Bangladesh’s most valuable asset is its youth. However, every year, when hundreds of thousands of educated young people enter the job market from universities, they face a harsh reality. Recently, a political proposal for an ‘unemployment stipend’ for educated youth has been circulating. But is this stipend truly a sustainable and desirable solution?
The Unemployment Stipend: Financial Feasibility & Social Impact
In Bangladesh, approximately 2.2 to 2.4 million new individuals join the workforce annually (Bangladesh Bureau of Statistics, Labour Force Survey). A large portion of them are educated. Providing a stipend to all educated unemployed would be a massive financial burden. In the proposed budget for FY 2024-25, the government’s total revenue target is around Tk 5,41,000 crore, within which education, health, and social safety nets already claim a significant share. Adding another enormous expenditure head would strain public finances.
Furthermore, there are questions about the long-term socio-psychological impact of an unemployment stipend. What message does it send to the youth? Do we aim to build them as industrious and productive citizens, or does it risk fostering a culture of dependency? The solution should be a ‘hand-up,’ not a ‘handout’ – creating income opportunities through work, not aid.
The Real Solution: A Civil Service Digital Internship Program
A practical, realistic, and positive solution to this complex unemployment problem could be launching a ‘Civil Service Digital Internship Program.’ Modeled on the UK’s Civil Service Apprenticeship scheme, this could be transformative.
Current Reality: Archaic Court Bureaucracy vs. Digital Bangladesh
Bangladesh’s civil service remains largely trapped in the colonial-era ‘Court Bureaucracy’ model. Positions designed for carrying files, taking handwritten notes, and typing – still exist but are largely irrelevant in the digital age. Meanwhile, the government’s digital transformation projects are often hindered by a lack of digitally skilled human resources.
On the other hand, government data shows that there are currently about 500,000 vacant positions across various ministries and departments. A significant portion of these posts are traditional and digitally irrelevant.
Proposed Model: Revolution Through Digital Interns
The proposal is straightforward: Instead of making permanent appointments to digitally obsolete vacant posts, use that allocated budget to launch a mass internship program.
- Scope: Opportunities in various ministries, divisions, and directorates in roles like digital content management, data entry & analysis, social media outreach, citizen service delivery monitoring, e-governance operations, and more.
- Tenure & Turnover: The internship tenure would be 1-2 years. As one intern leaves, a new one joins, ensuring a continuous flow of fresh talent and ideas.
- Financial Viability: Approximate calculations suggest that the funds saved from salaries for 500,000 irrelevant posts could finance paid internships for 1 to 1.5 million young people annually.
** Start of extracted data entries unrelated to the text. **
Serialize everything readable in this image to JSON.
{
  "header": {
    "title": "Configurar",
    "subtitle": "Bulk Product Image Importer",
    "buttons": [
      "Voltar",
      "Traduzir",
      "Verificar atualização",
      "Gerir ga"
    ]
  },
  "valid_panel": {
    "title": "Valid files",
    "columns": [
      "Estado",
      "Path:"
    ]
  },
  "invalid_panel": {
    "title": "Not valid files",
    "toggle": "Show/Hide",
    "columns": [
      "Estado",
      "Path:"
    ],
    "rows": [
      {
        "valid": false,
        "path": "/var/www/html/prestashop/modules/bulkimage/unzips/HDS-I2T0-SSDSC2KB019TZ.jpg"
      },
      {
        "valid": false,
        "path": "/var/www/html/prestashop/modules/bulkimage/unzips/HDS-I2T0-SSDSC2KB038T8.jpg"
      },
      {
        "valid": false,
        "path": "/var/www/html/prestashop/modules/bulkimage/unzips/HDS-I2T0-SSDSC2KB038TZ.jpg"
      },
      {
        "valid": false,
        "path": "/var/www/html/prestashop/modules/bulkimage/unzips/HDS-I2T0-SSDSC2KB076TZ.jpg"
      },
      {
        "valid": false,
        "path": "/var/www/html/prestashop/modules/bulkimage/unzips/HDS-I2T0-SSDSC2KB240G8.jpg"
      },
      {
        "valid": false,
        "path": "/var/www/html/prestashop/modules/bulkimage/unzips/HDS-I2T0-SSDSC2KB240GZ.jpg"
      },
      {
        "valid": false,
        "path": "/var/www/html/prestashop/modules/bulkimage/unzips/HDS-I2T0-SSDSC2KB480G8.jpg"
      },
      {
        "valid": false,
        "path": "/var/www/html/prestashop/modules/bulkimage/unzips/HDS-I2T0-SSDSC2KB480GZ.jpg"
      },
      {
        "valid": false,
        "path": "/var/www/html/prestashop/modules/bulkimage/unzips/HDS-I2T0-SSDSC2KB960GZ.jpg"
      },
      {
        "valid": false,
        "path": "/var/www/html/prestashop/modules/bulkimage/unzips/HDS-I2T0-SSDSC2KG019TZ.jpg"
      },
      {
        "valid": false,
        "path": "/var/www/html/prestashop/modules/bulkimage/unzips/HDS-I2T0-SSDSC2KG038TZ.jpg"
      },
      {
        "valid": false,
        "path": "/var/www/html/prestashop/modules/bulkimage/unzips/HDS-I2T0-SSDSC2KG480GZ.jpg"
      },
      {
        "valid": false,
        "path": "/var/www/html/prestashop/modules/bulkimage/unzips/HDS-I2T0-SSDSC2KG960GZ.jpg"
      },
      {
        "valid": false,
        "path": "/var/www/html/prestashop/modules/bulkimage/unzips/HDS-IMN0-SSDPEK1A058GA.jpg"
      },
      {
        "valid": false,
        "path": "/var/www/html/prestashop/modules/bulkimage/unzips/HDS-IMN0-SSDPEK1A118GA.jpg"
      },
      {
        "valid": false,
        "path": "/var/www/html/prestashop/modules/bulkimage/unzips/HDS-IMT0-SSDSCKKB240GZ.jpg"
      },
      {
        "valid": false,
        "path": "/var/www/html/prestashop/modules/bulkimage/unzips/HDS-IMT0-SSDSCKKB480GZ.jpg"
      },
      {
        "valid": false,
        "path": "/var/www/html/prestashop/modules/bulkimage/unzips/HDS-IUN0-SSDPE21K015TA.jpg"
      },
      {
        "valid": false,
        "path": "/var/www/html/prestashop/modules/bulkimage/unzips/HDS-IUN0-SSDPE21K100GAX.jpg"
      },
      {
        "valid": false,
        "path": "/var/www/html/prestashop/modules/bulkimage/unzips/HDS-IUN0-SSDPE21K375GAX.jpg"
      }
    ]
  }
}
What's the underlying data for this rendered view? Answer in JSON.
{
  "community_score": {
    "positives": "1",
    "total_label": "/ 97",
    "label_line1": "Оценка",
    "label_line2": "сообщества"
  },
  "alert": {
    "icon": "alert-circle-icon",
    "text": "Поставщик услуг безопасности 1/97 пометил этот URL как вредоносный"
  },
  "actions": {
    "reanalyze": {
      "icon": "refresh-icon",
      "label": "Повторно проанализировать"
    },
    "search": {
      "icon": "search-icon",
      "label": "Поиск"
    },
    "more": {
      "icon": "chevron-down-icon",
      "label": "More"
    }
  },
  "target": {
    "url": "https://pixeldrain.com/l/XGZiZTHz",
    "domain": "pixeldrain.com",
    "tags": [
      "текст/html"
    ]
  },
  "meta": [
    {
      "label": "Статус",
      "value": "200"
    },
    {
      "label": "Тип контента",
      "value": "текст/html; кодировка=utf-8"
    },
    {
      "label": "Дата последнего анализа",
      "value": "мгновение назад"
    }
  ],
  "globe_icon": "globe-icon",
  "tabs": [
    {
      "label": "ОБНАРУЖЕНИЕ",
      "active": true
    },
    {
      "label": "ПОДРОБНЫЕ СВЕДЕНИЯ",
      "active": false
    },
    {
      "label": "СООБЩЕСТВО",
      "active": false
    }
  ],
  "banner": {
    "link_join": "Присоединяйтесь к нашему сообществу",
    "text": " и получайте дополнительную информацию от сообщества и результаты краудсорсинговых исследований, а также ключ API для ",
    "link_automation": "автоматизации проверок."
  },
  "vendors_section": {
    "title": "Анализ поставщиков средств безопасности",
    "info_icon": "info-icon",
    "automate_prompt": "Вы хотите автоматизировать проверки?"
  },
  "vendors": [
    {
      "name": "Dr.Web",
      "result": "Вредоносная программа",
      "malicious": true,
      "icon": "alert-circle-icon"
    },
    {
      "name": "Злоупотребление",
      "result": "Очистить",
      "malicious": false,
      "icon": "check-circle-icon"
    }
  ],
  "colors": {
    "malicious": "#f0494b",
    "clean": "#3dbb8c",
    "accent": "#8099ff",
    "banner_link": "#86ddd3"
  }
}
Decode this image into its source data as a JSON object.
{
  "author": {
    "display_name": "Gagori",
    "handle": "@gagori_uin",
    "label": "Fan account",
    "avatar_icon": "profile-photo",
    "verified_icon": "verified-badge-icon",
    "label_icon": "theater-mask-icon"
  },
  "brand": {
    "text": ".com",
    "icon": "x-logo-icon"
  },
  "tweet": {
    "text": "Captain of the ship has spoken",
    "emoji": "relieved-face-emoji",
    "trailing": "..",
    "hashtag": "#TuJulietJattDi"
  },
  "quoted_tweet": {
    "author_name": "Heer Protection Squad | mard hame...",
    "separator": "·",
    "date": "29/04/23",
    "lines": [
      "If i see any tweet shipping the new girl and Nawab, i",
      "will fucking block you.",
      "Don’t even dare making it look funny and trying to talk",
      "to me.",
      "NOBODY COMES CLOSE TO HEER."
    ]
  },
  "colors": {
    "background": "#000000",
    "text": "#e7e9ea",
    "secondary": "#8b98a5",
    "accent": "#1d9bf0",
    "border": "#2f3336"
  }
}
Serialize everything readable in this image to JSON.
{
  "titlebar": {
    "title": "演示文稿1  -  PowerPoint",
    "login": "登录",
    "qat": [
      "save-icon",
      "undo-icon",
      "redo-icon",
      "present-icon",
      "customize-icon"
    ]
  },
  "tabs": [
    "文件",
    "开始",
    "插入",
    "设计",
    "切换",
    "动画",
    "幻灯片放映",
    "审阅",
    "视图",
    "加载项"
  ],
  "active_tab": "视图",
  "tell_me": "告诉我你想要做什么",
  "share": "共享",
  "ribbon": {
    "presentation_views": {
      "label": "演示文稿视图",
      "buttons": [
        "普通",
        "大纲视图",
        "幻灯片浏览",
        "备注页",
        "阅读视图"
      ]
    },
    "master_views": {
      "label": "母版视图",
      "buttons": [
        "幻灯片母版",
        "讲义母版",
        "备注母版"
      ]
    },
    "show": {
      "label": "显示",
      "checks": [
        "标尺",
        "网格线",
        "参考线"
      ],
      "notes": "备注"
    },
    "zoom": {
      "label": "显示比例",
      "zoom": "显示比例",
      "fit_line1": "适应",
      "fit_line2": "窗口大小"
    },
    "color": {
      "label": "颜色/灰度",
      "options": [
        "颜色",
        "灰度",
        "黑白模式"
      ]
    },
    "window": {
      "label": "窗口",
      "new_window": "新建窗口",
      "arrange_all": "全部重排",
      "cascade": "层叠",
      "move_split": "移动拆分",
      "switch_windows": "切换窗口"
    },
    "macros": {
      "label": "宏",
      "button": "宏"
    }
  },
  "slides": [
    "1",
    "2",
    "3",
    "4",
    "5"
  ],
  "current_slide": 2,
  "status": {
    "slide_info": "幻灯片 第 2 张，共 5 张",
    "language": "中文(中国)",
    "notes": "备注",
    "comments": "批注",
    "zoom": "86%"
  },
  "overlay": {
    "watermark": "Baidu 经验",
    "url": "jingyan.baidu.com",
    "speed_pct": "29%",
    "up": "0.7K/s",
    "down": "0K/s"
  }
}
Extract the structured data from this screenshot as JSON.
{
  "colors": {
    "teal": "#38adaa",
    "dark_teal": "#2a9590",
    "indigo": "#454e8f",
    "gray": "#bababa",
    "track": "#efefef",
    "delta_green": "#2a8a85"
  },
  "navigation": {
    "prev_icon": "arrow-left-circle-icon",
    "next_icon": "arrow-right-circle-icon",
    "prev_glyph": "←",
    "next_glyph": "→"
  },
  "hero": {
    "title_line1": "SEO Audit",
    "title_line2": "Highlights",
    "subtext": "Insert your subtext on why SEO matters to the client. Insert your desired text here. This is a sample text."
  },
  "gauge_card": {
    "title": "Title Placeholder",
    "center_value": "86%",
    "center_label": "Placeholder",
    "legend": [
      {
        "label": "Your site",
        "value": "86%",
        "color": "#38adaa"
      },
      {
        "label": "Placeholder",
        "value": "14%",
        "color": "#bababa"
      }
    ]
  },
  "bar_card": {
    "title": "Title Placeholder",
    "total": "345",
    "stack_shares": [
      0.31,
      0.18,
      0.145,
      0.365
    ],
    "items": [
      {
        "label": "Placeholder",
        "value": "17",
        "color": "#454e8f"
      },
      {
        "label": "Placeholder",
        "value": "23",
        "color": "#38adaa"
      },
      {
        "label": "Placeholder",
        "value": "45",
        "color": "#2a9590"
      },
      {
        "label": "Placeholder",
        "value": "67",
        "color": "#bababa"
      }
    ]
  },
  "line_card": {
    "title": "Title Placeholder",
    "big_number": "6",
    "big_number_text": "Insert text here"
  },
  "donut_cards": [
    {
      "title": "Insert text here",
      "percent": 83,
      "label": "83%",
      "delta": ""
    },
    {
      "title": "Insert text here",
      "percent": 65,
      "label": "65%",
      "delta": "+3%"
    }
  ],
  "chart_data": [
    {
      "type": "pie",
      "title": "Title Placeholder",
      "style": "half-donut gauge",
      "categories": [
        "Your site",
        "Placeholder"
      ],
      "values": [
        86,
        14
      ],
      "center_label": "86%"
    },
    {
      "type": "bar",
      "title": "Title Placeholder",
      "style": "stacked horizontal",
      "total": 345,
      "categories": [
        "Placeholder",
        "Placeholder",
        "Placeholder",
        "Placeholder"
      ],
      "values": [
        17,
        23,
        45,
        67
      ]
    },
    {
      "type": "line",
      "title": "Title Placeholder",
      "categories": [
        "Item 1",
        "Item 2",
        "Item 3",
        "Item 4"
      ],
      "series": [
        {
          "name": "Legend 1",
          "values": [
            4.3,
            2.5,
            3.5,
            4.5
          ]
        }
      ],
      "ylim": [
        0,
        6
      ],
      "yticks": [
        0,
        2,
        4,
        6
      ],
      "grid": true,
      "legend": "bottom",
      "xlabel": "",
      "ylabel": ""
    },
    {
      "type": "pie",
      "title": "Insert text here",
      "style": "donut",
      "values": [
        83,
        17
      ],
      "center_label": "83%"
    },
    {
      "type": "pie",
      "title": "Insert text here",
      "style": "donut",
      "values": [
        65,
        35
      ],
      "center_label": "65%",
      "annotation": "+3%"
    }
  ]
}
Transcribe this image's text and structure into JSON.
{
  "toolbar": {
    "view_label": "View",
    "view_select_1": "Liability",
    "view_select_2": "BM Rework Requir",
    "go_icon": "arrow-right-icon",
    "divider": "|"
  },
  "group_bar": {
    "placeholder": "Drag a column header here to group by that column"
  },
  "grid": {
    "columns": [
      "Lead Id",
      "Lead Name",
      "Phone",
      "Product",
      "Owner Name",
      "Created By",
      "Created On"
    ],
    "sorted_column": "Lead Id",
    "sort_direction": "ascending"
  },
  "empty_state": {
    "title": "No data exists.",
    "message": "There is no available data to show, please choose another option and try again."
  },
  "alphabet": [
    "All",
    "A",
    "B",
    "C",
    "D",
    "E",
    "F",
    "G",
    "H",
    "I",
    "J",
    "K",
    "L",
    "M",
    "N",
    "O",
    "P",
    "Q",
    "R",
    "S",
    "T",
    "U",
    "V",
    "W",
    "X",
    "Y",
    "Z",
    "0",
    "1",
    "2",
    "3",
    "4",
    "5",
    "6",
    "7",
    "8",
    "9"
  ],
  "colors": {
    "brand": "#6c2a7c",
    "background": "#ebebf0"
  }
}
This would act as a massive ‘Youth Stimulus Package.’
Benefits of This Program:
- Work Experience & Income for Youth: They gain hands-on learning in a real work environment, earn an income, and add valuable experience to their CVs.
- Enhanced Government Digital Capacity: Infusing young digital talent will make government offices more agile, efficient, and citizen-friendly.
- Transformed Service Delivery: Digital processes will make services faster, more transparent, and accountable.
- Creation of Informed Citizens: By seeing how the government works from the inside, young interns will develop into informed and engaged citizens.
Complementary Initiative: A National Employment Platform
Alongside the internship program, the job search process itself needs to be digitalized and centralized. Following the model of the UK’s ‘Find a Job’ platform, there is an urgent need for a government-run ‘National Employment Platform’ in Bangladesh.
All public, semi-public, private companies, NGOs, and institutions should be mandated to upload their vacancy information on this single platform. Job seekers would no longer need to scour countless websites; they could find all opportunities in one portal or app. This would bring unprecedented transparency and efficiency to the job market.
Conclusion: The Need for a High-Powered ‘Employment Taskforce’
Youth employment is not just an economic issue; it is a matter of national security and social stability. Tackling this complex and monumental challenge requires not ad-hoc or populist measures, but strategic, long-term, and implementable planning.
For this, appointing a powerful ‘Employment Adviser’ to the Prime Minister’s Office and forming a high-powered working group or taskforce, akin to China’s governance model, is essential. This body would not only plan but also ensure the rapid implementation of projects like the Civil Service Internship Program and the National Job Portal.
Our youth are not the problem; they are part of the solution. The time is now to prevent their frustration and potential waste by channeling their skills and energy into the mainstream of national development. We cannot placate unemployment by building walls of stipends; we must build bridges of employment – whose first brick could be a timely Digital Internship Revolution.